Chapitre 4ème.
Point de vue de Cassandra.
Je commençai mon premier travail ici : Serveuse. Je me sentais prête après avoir rabâché des exercices, à n'en plus finir. Je pensais me montrer à la hauteur, et puis de toute façon, il fallait bien se jeter dans la gueule du loup un jour ou l'autre. Amélie était venue m'aider de temps en temps, à défaut d'avoir fait fuir la jeune femme après avoir agacée Loane, j'avais trouvé une nouvelle tutrice. Elle était amusante, j'avais appris rapidement à ses côtés, bien qu'heureusement, ses amies étaient venues m'épauler parfois. Lily était.. comment dire.. surexcitée, un peu sur pile. Elle possédait une énergie débordante. À elles quatre, elles avaient prit le rôle d'obstacles pour augmenter la difficulté de mon parcours, comme si elles imitaient les colonnes inertes, les tables volumineuses et les gens irrespectueux.

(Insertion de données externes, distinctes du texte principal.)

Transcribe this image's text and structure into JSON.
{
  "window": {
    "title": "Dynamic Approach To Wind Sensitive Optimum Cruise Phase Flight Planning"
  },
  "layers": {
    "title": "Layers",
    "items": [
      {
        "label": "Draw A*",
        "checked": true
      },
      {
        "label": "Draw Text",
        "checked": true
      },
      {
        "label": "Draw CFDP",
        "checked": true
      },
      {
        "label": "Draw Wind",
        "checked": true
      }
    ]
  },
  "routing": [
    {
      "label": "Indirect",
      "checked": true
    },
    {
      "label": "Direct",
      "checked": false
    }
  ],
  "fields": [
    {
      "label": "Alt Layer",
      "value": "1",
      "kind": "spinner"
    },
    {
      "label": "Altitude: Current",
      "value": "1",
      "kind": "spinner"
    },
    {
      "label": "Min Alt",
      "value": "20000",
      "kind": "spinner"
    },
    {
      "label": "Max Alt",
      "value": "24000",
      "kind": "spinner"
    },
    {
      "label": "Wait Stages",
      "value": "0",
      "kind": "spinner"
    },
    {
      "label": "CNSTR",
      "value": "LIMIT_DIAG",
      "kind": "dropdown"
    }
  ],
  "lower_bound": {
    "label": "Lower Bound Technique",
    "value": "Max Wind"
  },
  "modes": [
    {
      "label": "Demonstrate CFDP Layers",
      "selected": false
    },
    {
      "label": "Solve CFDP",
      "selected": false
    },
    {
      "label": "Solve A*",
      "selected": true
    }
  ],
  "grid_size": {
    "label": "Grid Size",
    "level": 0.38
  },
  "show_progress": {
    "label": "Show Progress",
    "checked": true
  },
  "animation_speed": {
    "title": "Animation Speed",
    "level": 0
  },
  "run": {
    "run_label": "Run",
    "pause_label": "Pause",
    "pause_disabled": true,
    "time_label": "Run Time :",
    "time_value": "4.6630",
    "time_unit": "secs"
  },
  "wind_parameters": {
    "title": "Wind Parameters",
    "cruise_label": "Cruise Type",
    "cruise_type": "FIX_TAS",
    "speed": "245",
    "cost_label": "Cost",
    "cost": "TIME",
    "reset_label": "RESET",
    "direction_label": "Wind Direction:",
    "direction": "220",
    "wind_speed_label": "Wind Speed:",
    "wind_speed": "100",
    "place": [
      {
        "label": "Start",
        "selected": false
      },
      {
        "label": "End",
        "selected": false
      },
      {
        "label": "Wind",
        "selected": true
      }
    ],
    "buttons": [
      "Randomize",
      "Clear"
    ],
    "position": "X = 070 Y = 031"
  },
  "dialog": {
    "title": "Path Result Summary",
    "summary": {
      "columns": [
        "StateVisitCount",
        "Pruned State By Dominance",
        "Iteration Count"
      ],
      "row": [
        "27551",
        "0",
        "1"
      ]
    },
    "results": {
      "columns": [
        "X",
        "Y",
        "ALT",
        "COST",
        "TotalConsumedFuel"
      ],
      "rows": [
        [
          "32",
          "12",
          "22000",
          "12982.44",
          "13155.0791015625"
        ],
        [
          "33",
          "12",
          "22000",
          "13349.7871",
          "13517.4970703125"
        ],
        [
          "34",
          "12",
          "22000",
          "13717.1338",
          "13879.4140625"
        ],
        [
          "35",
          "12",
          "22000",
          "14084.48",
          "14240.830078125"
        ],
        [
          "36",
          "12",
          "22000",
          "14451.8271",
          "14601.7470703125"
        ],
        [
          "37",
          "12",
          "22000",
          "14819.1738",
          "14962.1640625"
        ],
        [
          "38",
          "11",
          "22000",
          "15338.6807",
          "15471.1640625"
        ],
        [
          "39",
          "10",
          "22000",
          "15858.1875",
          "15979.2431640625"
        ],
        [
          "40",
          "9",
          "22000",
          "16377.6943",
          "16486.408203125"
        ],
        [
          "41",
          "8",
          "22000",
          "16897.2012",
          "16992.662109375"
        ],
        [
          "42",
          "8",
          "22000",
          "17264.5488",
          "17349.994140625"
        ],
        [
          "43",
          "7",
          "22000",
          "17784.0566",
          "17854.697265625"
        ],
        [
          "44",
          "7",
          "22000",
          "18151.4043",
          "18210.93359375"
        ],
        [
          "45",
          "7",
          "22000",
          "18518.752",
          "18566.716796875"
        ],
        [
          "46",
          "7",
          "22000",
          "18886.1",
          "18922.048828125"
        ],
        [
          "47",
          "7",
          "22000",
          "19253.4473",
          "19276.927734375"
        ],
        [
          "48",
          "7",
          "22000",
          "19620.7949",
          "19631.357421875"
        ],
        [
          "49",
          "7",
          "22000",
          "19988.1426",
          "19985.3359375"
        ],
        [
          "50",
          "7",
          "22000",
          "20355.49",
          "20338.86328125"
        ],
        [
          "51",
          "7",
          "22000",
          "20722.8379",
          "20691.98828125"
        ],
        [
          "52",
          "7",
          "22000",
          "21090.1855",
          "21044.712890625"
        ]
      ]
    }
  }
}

J'enfilai mon costume, une tenue bien trop sexy pour une simple serveuse. Je sortis de la chambre après avoir couché Léo, je reviendrais régulièrement le voir pour vérifier qu'il se tenait sage. Je ne pouvais pas prendre le babyphone, j'imaginais qu'aucun client ne devait savoir qu'une allumeuse était aussi mère, cela ternirait ma nouvelle image. Je me dirigeais vers le bar pour prendre les boissons commandées, Loane posa son plateau près de moi.
«Deux vodka redbull et un cocktail à ta façon Mike.»
Je l'observais donner ses ordres, le barman lui versa rapidement ses verres. Elle se cachait derrière une mèche de ses cheveux qu'elle avait laissé libre, tombante près de son ½il. Son fond de teint semblait beaucoup plus prononcé que les jours d'avant, peut être mon imagination me jouait des tours. Elle ne m'adressa pas un regard, je n'existais pas. Elle repartit entre les tables, je la suivis. Je restais dans la partie supérieure tandis qu'elle s'occupait de la partie basse, nous étions deux par étages, trois quand il y avait trop de monde. Il nous fallait être rapides, efficaces et gracieuses. Je me répétais ces mots comme des instructions à suivre à la lettre. Au bout d'une petite heure je commençai à faire mes marques, l'ambiance entre mes collègues était froide, j'imaginais autre chose, une complicité peut être entre nous plus.. captivante. J'espérais un peu de gaieté, une touche d'amusement nous donnant un peu l'envie de travailler ici. Mais il n'en était rien, peut être n'étais-je pas avec les bonnes collègues. J'aurais sûrement trouvé ce côté là avec Amélie et Judith mais elles dansaient ce soir.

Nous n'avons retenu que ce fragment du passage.